Le Panier Provençal prévoit aussi d'étoffer son offre en développant des produits transformés qui ne soient plus totalement lisses, comme de la pulpe ou du concassé, plébiscités par ses clients. « Notre outil de production ne nous le permet pas encore mais nous étudions cela pour 2024 ».

Coproduits : une seconde vie dans les cosmétiques

Et pour tirer au mieux profit de ses tomates, l'entreprise travaille aussi à la valorisation de ses co-produits, à savoir la peau, les pépins ou encore l'hydrolat résultant de l'évaporation de l'eau des tomates, une étape nécessaire à la confection de concentrés et de purées.

« Avec un laboratoire de recherche fondamental, nous avons breveté un principe actif issu des pépins et de la peau de tomates », un actif aux propriétés anti-oxydantes. « Nous avons ensuite créé la société Phenix en Provence pour valoriser ces travaux ». Extraits par une société partenaire, les principes actifs sont vendus à l'industrie cosmétique, notamment à de « très gros acteurs », qui les incorporent à leurs formulations. « Cela permet à la fois de pérenniser le fonctionnement de l'usine et de mieux payer les producteurs ».

Des producteurs qui ont par ailleurs vu la rémunération que leur propose Le Panier Provençal augmenter au fil des années. « En 2020, on leur achetait leurs tomates pour 78 euros la tonne.
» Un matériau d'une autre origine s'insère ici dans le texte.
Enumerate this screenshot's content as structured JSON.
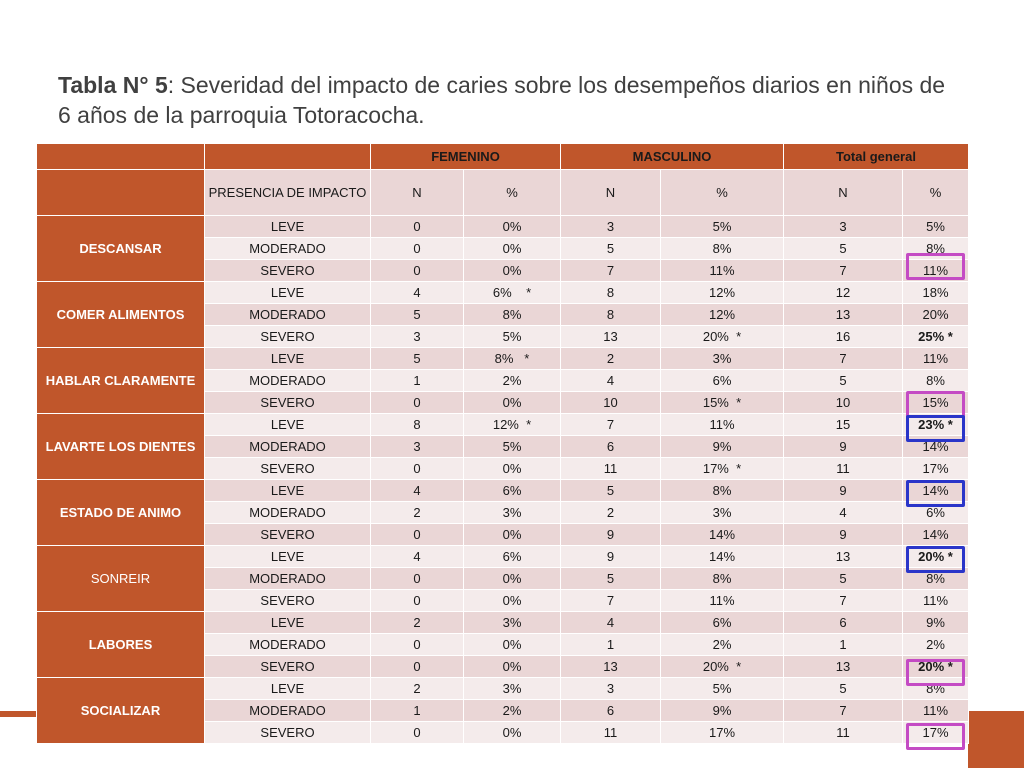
{
  "title": {
    "bold": "Tabla N° 5",
    "rest": ": Severidad del impacto de caries sobre los desempeños diarios en niños de 6 años de la parroquia Totoracocha."
  },
  "headers": {
    "femenino": "FEMENINO",
    "masculino": "MASCULINO",
    "total": "Total general",
    "presencia": "PRESENCIA DE IMPACTO",
    "n": "N",
    "pct": "%"
  },
  "groups": [
    {
      "name": "DESCANSAR",
      "rows": [
        [
          "LEVE",
          "0",
          "0%",
          "3",
          "5%",
          "3",
          "5%"
        ],
        [
          "MODERADO",
          "0",
          "0%",
          "5",
          "8%",
          "5",
          "8%"
        ],
        [
          "SEVERO",
          "0",
          "0%",
          "7",
          "11%",
          "7",
          "11%"
        ]
      ]
    },
    {
      "name": "COMER ALIMENTOS",
      "rows": [
        [
          "LEVE",
          "4",
          "6%    *",
          "8",
          "12%",
          "12",
          "18%"
        ],
        [
          "MODERADO",
          "5",
          "8%",
          "8",
          "12%",
          "13",
          "20%"
        ],
        [
          "SEVERO",
          "3",
          "5%",
          "13",
          "20%  *",
          "16",
          "25% *"
        ]
      ]
    },
    {
      "name": "HABLAR CLARAMENTE",
      "rows": [
        [
          "LEVE",
          "5",
          "8%   *",
          "2",
          "3%",
          "7",
          "11%"
        ],
        [
          "MODERADO",
          "1",
          "2%",
          "4",
          "6%",
          "5",
          "8%"
        ],
        [
          "SEVERO",
          "0",
          "0%",
          "10",
          "15%  *",
          "10",
          "15%"
        ]
      ]
    },
    {
      "name": "LAVARTE LOS DIENTES",
      "rows": [
        [
          "LEVE",
          "8",
          "12%  *",
          "7",
          "11%",
          "15",
          "23% *"
        ],
        [
          "MODERADO",
          "3",
          "5%",
          "6",
          "9%",
          "9",
          "14%"
        ],
        [
          "SEVERO",
          "0",
          "0%",
          "11",
          "17%  *",
          "11",
          "17%"
        ]
      ]
    },
    {
      "name": "ESTADO DE ANIMO",
      "rows": [
        [
          "LEVE",
          "4",
          "6%",
          "5",
          "8%",
          "9",
          "14%"
        ],
        [
          "MODERADO",
          "2",
          "3%",
          "2",
          "3%",
          "4",
          "6%"
        ],
        [
          "SEVERO",
          "0",
          "0%",
          "9",
          "14%",
          "9",
          "14%"
        ]
      ]
    },
    {
      "name": "SONREIR",
      "rows": [
        [
          "LEVE",
          "4",
          "6%",
          "9",
          "14%",
          "13",
          "20% *"
        ],
        [
          "MODERADO",
          "0",
          "0%",
          "5",
          "8%",
          "5",
          "8%"
        ],
        [
          "SEVERO",
          "0",
          "0%",
          "7",
          "11%",
          "7",
          "11%"
        ]
      ]
    },
    {
      "name": "LABORES",
      "rows": [
        [
          "LEVE",
          "2",
          "3%",
          "4",
          "6%",
          "6",
          "9%"
        ],
        [
          "MODERADO",
          "0",
          "0%",
          "1",
          "2%",
          "1",
          "2%"
        ],
        [
          "SEVERO",
          "0",
          "0%",
          "13",
          "20%  *",
          "13",
          "20% *"
        ]
      ]
    },
    {
      "name": "SOCIALIZAR",
      "rows": [
        [
          "LEVE",
          "2",
          "3%",
          "3",
          "5%",
          "5",
          "8%"
        ],
        [
          "MODERADO",
          "1",
          "2%",
          "6",
          "9%",
          "7",
          "11%"
        ],
        [
          "SEVERO",
          "0",
          "0%",
          "11",
          "17%",
          "11",
          "17%"
        ]
      ]
    }
  ],
  "colors": {
    "accent": "#c0562b",
    "row_dark": "#ead6d6",
    "row_light": "#f4ebeb",
    "mark_purple": "#c44bc4",
    "mark_blue": "#2a35c9"
  }
}
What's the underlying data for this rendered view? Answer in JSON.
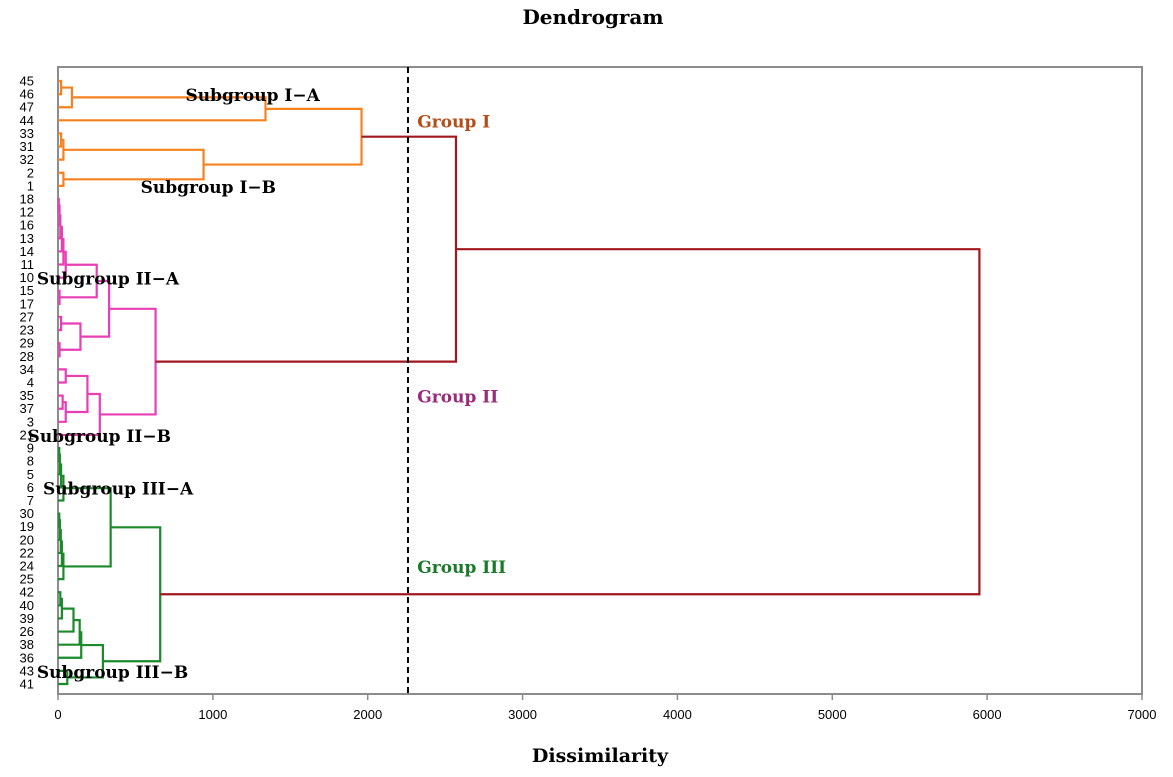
{
  "chart_data": {
    "type": "dendrogram",
    "title": "Dendrogram",
    "xlabel": "Dissimilarity",
    "ylabel": "",
    "xlim": [
      0,
      7000
    ],
    "xticks": [
      0,
      1000,
      2000,
      3000,
      4000,
      5000,
      6000,
      7000
    ],
    "xtick_labels": [
      "0",
      "1000",
      "2000",
      "3000",
      "4000",
      "5000",
      "6000",
      "7000"
    ],
    "cut_line_dissimilarity": 2260,
    "leaves": [
      "45",
      "46",
      "47",
      "44",
      "33",
      "31",
      "32",
      "2",
      "1",
      "18",
      "12",
      "16",
      "13",
      "14",
      "11",
      "10",
      "15",
      "17",
      "27",
      "23",
      "29",
      "28",
      "34",
      "4",
      "35",
      "37",
      "3",
      "21",
      "9",
      "8",
      "5",
      "6",
      "7",
      "30",
      "19",
      "20",
      "22",
      "24",
      "25",
      "42",
      "40",
      "39",
      "26",
      "38",
      "36",
      "43",
      "41"
    ],
    "colors": {
      "group_1": "#f5821f",
      "group_2": "#e83fb5",
      "group_3": "#1a8a2a",
      "root": "#a0181e",
      "group_1_label": "#b34d1a",
      "group_2_label": "#9a2a7a",
      "group_3_label": "#1a7a2a"
    },
    "merges": [
      {
        "a": "45",
        "b": "46",
        "h": 20,
        "color": "group_1"
      },
      {
        "a": "m0",
        "b": "47",
        "h": 90,
        "color": "group_1"
      },
      {
        "a": "m1",
        "b": "44",
        "h": 1340,
        "color": "group_1"
      },
      {
        "a": "33",
        "b": "31",
        "h": 20,
        "color": "group_1"
      },
      {
        "a": "m3",
        "b": "32",
        "h": 35,
        "color": "group_1"
      },
      {
        "a": "2",
        "b": "1",
        "h": 35,
        "color": "group_1"
      },
      {
        "a": "m4",
        "b": "m5",
        "h": 940,
        "color": "group_1"
      },
      {
        "a": "m2",
        "b": "m6",
        "h": 1960,
        "color": "group_1"
      },
      {
        "a": "18",
        "b": "12",
        "h": 5,
        "color": "group_2"
      },
      {
        "a": "m8",
        "b": "16",
        "h": 10,
        "color": "group_2"
      },
      {
        "a": "m9",
        "b": "13",
        "h": 15,
        "color": "group_2"
      },
      {
        "a": "m10",
        "b": "14",
        "h": 25,
        "color": "group_2"
      },
      {
        "a": "m11",
        "b": "11",
        "h": 35,
        "color": "group_2"
      },
      {
        "a": "m12",
        "b": "10",
        "h": 50,
        "color": "group_2"
      },
      {
        "a": "15",
        "b": "17",
        "h": 10,
        "color": "group_2"
      },
      {
        "a": "m13",
        "b": "m14",
        "h": 250,
        "color": "group_2"
      },
      {
        "a": "27",
        "b": "23",
        "h": 20,
        "color": "group_2"
      },
      {
        "a": "29",
        "b": "28",
        "h": 10,
        "color": "group_2"
      },
      {
        "a": "m16",
        "b": "m17",
        "h": 145,
        "color": "group_2"
      },
      {
        "a": "m15",
        "b": "m18",
        "h": 330,
        "color": "group_2"
      },
      {
        "a": "34",
        "b": "4",
        "h": 50,
        "color": "group_2"
      },
      {
        "a": "35",
        "b": "37",
        "h": 30,
        "color": "group_2"
      },
      {
        "a": "m21",
        "b": "3",
        "h": 50,
        "color": "group_2"
      },
      {
        "a": "m20",
        "b": "m22",
        "h": 190,
        "color": "group_2"
      },
      {
        "a": "m23",
        "b": "21",
        "h": 270,
        "color": "group_2"
      },
      {
        "a": "m19",
        "b": "m24",
        "h": 630,
        "color": "group_2"
      },
      {
        "a": "9",
        "b": "8",
        "h": 8,
        "color": "group_3"
      },
      {
        "a": "m26",
        "b": "5",
        "h": 12,
        "color": "group_3"
      },
      {
        "a": "m27",
        "b": "6",
        "h": 20,
        "color": "group_3"
      },
      {
        "a": "m28",
        "b": "7",
        "h": 35,
        "color": "group_3"
      },
      {
        "a": "30",
        "b": "19",
        "h": 8,
        "color": "group_3"
      },
      {
        "a": "m30",
        "b": "20",
        "h": 12,
        "color": "group_3"
      },
      {
        "a": "m31",
        "b": "22",
        "h": 18,
        "color": "group_3"
      },
      {
        "a": "m32",
        "b": "24",
        "h": 25,
        "color": "group_3"
      },
      {
        "a": "m33",
        "b": "25",
        "h": 35,
        "color": "group_3"
      },
      {
        "a": "m29",
        "b": "m34",
        "h": 340,
        "color": "group_3"
      },
      {
        "a": "42",
        "b": "40",
        "h": 15,
        "color": "group_3"
      },
      {
        "a": "m36",
        "b": "39",
        "h": 25,
        "color": "group_3"
      },
      {
        "a": "m37",
        "b": "26",
        "h": 100,
        "color": "group_3"
      },
      {
        "a": "m38",
        "b": "38",
        "h": 140,
        "color": "group_3"
      },
      {
        "a": "m39",
        "b": "36",
        "h": 150,
        "color": "group_3"
      },
      {
        "a": "43",
        "b": "41",
        "h": 60,
        "color": "group_3"
      },
      {
        "a": "m40",
        "b": "m41",
        "h": 290,
        "color": "group_3"
      },
      {
        "a": "m35",
        "b": "m42",
        "h": 660,
        "color": "group_3"
      },
      {
        "a": "m7",
        "b": "m25",
        "h": 2570,
        "color": "root"
      },
      {
        "a": "m44",
        "b": "m43",
        "h": 5950,
        "color": "root"
      }
    ],
    "annotations": [
      {
        "text": "Subgroup I−A",
        "near_leaf": "46",
        "at_dissimilarity": 1340,
        "color": "text"
      },
      {
        "text": "Subgroup I−B",
        "near_leaf": "1",
        "at_dissimilarity": 1050,
        "color": "text"
      },
      {
        "text": "Group I",
        "near_leaf": "44",
        "at_dissimilarity": 2320,
        "color": "group_1_label"
      },
      {
        "text": "Subgroup II−A",
        "near_leaf": "10",
        "at_dissimilarity": 380,
        "color": "text"
      },
      {
        "text": "Subgroup II−B",
        "near_leaf": "21",
        "at_dissimilarity": 320,
        "color": "text"
      },
      {
        "text": "Group II",
        "near_leaf": "35",
        "at_dissimilarity": 2320,
        "color": "group_2_label"
      },
      {
        "text": "Subgroup III−A",
        "near_leaf": "6",
        "at_dissimilarity": 420,
        "color": "text"
      },
      {
        "text": "Subgroup III−B",
        "near_leaf": "43",
        "at_dissimilarity": 380,
        "color": "text"
      },
      {
        "text": "Group III",
        "near_leaf": "24",
        "at_dissimilarity": 2320,
        "color": "group_3_label"
      }
    ]
  }
}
En 2021, nous sommes passés à 92 euros. En 2022 à 105 euros et en 2023, ce sera 140 euros ». Car plus l'entreprise produit, plus elle réalise des économies d'échelle qui lui permettent de mieux rémunérer ses fournisseurs, et donc d'inciter ceux-ci à lui vendre plus de tomates... renforçant un cercle vertueux qui bénéficie à la fois à l'entreprise et aux producteurs.

Reste que l'entreprise ne parvient pas encore à utiliser à plein régime son outil de production. « La demande est supérieure à ce que l'on peut offrir. Cette année, nous prévoyons de transformer 85.000 tonnes de tomates mais notre site nous permettrait d'atteindre 100.000 tonnes. Et avec seulement 2 ou 3 millions d'investissements, on pourrait augmenter nos capacités de production de 15 à 20 % ». L'enjeu est surtout de trouver suffisamment de producteurs capables de produire suffisamment de quantités, ce qui n'est pas toujours aisé. « La production de tomates est annuelle. Ce n'est pas comme les arbres fruitiers que l'on plante pour de longues années. Tous les ans, les producteurs se posent la question de savoir s'ils planteront des tomates. L'an dernier par exemple, face à la pénurie d'huile de tournesol, beaucoup ont préféré planter du tournesol ».

Mais l'année 2023 s'annonce plus favorable à la PME. De sorte que celle-ci, qui affichait un chiffre d'affaire de 19,6 millions d'euros en 2022, espère atteindre 24,5 millions d'euros pour son prochain cru dont les plantations commencent tout juste.